Why is astable duty cycle always above 50 %?

In the standard topology the capacitor charges through R1 + R2 but discharges through R2 alone. The charge path is always longer, so T_high > T_low. The closest you get to 50 % is making R2 much larger than R1, which pushes the duty toward R2 / (2·R2) = 50 % asymptotically.

How do I get exactly 50 % duty (or under)?

Add a small-signal diode (e.g. 1N4148) across R2 — anode on pin 7 (DIS), cathode on pin 6 (THR). The cap then charges only through R1 and discharges only through R2, so duty = R1 / (R1 + R2). Equal resistors give about 50 %.

Does the supply voltage change the frequency?

No. The 555's thresholds (Vcc/3 and 2·Vcc/3) scale with Vcc, so the timing is supply-independent. What changes with Vcc is output drive strength, switching speed, and the minimum supply (4.5 V for NE555).

NE555 vs CMOS 555 (TLC555 / LMC555)?

CMOS versions run at lower supply voltages (down to 2 V), draw far less current, and produce cleaner output edges. The bipolar NE555 sinks/sources up to ~200 mA so it can drive LEDs and small relays directly. Use CMOS for battery-powered low-frequency circuits; bipolar when you need output drive.

Why does my output frequency drift over time?

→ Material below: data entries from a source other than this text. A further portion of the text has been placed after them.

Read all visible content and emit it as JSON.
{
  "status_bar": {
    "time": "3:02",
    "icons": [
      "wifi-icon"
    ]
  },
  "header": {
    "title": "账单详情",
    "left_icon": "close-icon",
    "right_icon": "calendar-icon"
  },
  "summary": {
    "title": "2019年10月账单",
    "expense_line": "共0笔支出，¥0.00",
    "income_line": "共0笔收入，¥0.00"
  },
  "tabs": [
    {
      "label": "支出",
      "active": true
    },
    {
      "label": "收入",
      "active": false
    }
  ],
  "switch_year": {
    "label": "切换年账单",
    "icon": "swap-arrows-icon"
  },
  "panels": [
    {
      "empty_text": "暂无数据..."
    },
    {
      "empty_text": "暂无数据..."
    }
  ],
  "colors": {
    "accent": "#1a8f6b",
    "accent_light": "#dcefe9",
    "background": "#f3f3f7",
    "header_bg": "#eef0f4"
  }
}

Usually the capacitor — especially electrolytics, which can swing ±20 % with temperature and age. Switch to a film or NP0 ceramic cap for stable timing. Other culprits: supply ripple feeding into pin 5 (always bypass it), and parasitic capacitance if R is very large.

Can I cascade two 555s?

Yes. A common trick is one 555 as a slow astable feeding the reset (pin 4) of a second 555 running as a faster astable — that produces gated tones, like a bird-chirp generator. Or feed the output of a monostable into the trigger of another for sequenced pulses.